Limitations of the study include the modest sample size in both cohorts, absence of information regarding the use of QTc prolonging medications in the retrospective cohort and the small numbers of patients with concurrent QTc prolonging agents in the prospective cohort. The retrospective cohort has the potential for selection bias, but here the availability of an EKG in the 46% of records studied favors more likely, than less likely, a clinical concern for heart disease and cardiac toxicity as compared with lupus patients in whom no EKG was performed. Additionally, determining the presence of underlying cardiovascular disease in the prospective cohort was limited to echocardiograms and was available for only 12 patients. Details regarding SLE disease severity or activity and concurrent DMARD use were unavailable for both cohorts.

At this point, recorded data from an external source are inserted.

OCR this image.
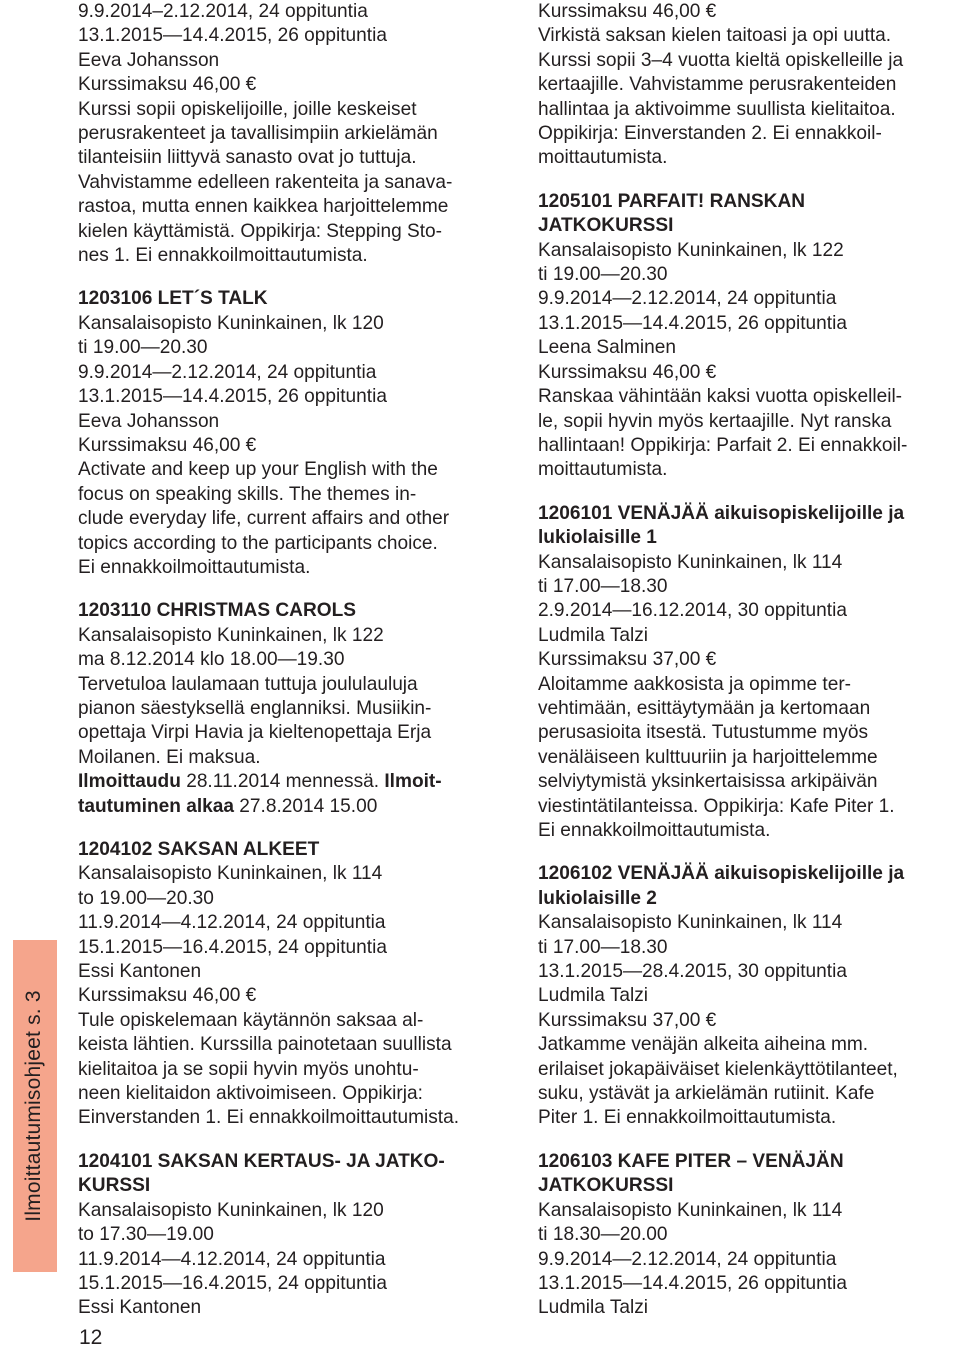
Ilmoittautumisohjeet s. 3
12
9.9.2014–2.12.2014, 24 oppituntia
13.1.2015—14.4.2015, 26 oppituntia
Eeva Johansson
Kurssimaksu 46,00 €
Kurssi sopii opiskelijoille, joille keskeiset
perusrakenteet ja tavallisimpiin arkielämän
tilanteisiin liittyvä sanasto ovat jo tuttuja.
Vahvistamme edelleen rakenteita ja sanava-
rastoa, mutta ennen kaikkea harjoittelemme
kielen käyttämistä. Oppikirja: Stepping Sto-
nes 1. Ei ennakkoilmoittautumista.
1203106 LET´S TALK
Kansalaisopisto Kuninkainen, lk 120
ti 19.00—20.30
9.9.2014—2.12.2014, 24 oppituntia
13.1.2015—14.4.2015, 26 oppituntia
Eeva Johansson
Kurssimaksu 46,00 €
Activate and keep up your English with the
focus on speaking skills. The themes in-
clude everyday life, current affairs and other
topics according to the participants choice.
Ei ennakkoilmoittautumista.
1203110 CHRISTMAS CAROLS
Kansalaisopisto Kuninkainen, lk 122
ma 8.12.2014 klo 18.00—19.30
Tervetuloa laulamaan tuttuja joululauluja
pianon säestyksellä englanniksi. Musiikin-
opettaja Virpi Havia ja kieltenopettaja Erja
Moilanen. Ei maksua.
Ilmoittaudu 28.11.2014 mennessä. Ilmoit-
tautuminen alkaa 27.8.2014 15.00
1204102 SAKSAN ALKEET
Kansalaisopisto Kuninkainen, lk 114
to 19.00—20.30
11.9.2014—4.12.2014, 24 oppituntia
15.1.2015—16.4.2015, 24 oppituntia
Essi Kantonen
Kurssimaksu 46,00 €
Tule opiskelemaan käytännön saksaa al-
keista lähtien. Kurssilla painotetaan suullista
kielitaitoa ja se sopii hyvin myös unohtu-
neen kielitaidon aktivoimiseen. Oppikirja:
Einverstanden 1. Ei ennakkoilmoittautumista.
1204101 SAKSAN KERTAUS- JA JATKO-
KURSSI
Kansalaisopisto Kuninkainen, lk 120
to 17.30—19.00
11.9.2014—4.12.2014, 24 oppituntia
15.1.2015—16.4.2015, 24 oppituntia
Essi Kantonen
Kurssimaksu 46,00 €
Virkistä saksan kielen taitoasi ja opi uutta.
Kurssi sopii 3–4 vuotta kieltä opiskelleille ja
kertaajille. Vahvistamme perusrakenteiden
hallintaa ja aktivoimme suullista kielitaitoa.
Oppikirja: Einverstanden 2. Ei ennakkoil-
moittautumista.
1205101 PARFAIT! RANSKAN
JATKOKURSSI
Kansalaisopisto Kuninkainen, lk 122
ti 19.00—20.30
9.9.2014—2.12.2014, 24 oppituntia
13.1.2015—14.4.2015, 26 oppituntia
Leena Salminen
Kurssimaksu 46,00 €
Ranskaa vähintään kaksi vuotta opiskelleil-
le, sopii hyvin myös kertaajille. Nyt ranska
hallintaan! Oppikirja: Parfait 2. Ei ennakkoil-
moittautumista.
1206101 VENÄJÄÄ aikuisopiskelijoille ja
lukiolaisille 1
Kansalaisopisto Kuninkainen, lk 114
ti 17.00—18.30
2.9.2014—16.12.2014, 30 oppituntia
Ludmila Talzi
Kurssimaksu 37,00 €
Aloitamme aakkosista ja opimme ter-
vehtimään, esittäytymään ja kertomaan
perusasioita itsestä. Tutustumme myös
venäläiseen kulttuuriin ja harjoittelemme
selviytymistä yksinkertaisissa arkipäivän
viestintätilanteissa. Oppikirja: Kafe Piter 1.
Ei ennakkoilmoittautumista.
1206102 VENÄJÄÄ aikuisopiskelijoille ja
lukiolaisille 2
Kansalaisopisto Kuninkainen, lk 114
ti 17.00—18.30
13.1.2015—28.4.2015, 30 oppituntia
Ludmila Talzi
Kurssimaksu 37,00 €
Jatkamme venäjän alkeita aiheina mm.
erilaiset jokapäiväiset kielenkäyttötilanteet,
suku, ystävät ja arkielämän rutiinit. Kafe
Piter 1. Ei ennakkoilmoittautumista.
1206103 KAFE PITER – VENÄJÄN
JATKOKURSSI
Kansalaisopisto Kuninkainen, lk 114
ti 18.30—20.00
9.9.2014—2.12.2014, 24 oppituntia
13.1.2015—14.4.2015, 26 oppituntia
Ludmila Talzi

Several studies have demonstrated the benefits of measuring HCQ levels with a goal of improving adherence and achieving therapeutic targets that can improve outcomes [21, 22]. Our findings provide the most direct confirmation of HCQ safety with regards to arrhythmia by relying on measurement of the drug in the patient’s blood, eliminating concerns such as adherence with prescribed doses. Furthermore, these findings support the current standard of care that does not require baseline or serial EKG determination of QTc intervals during routine use of HCQ for lupus patients. Future studies can focus on the potential role of disease activity as well as cohorts of elderly patients with underlying cardiac disease and concurrent use of QTc prolonging medications to determine whether there are subgroups of greater concern that would benefit from EKG monitoring of the QTc interval. Additionally, this work relates to the issue of HCQ-related acquired cardiac ion channel disruption and the risk for acute ventricular arrhythmia but does not address the issue of drug-induced cardiomyopathy and heart failure that is the result of HCQ interference with lysosomal autophagic function resulting in cardiocyte accumulation of metabolites that interfere with normal cellular function [23]. Moreover, the relationship between the acute effect of HCQ on cardiac ion channels and cardiomyopathy is uncertain and requires more studies. In conclusion, this study adds to the data that are reassuring regarding the absence of clinically consequential risk for malignant ventricular arrhythmias such as TdP in HCQ-treated SLE patients.

Funding: No specific funding was received from any bodies in the public, commercial or not-for-profit sectors to carry out the work described in this article.

Disclosure  statement: The authors have declared no conflicts of interest.

Data availability statement

Data are available upon request to the corresponding author.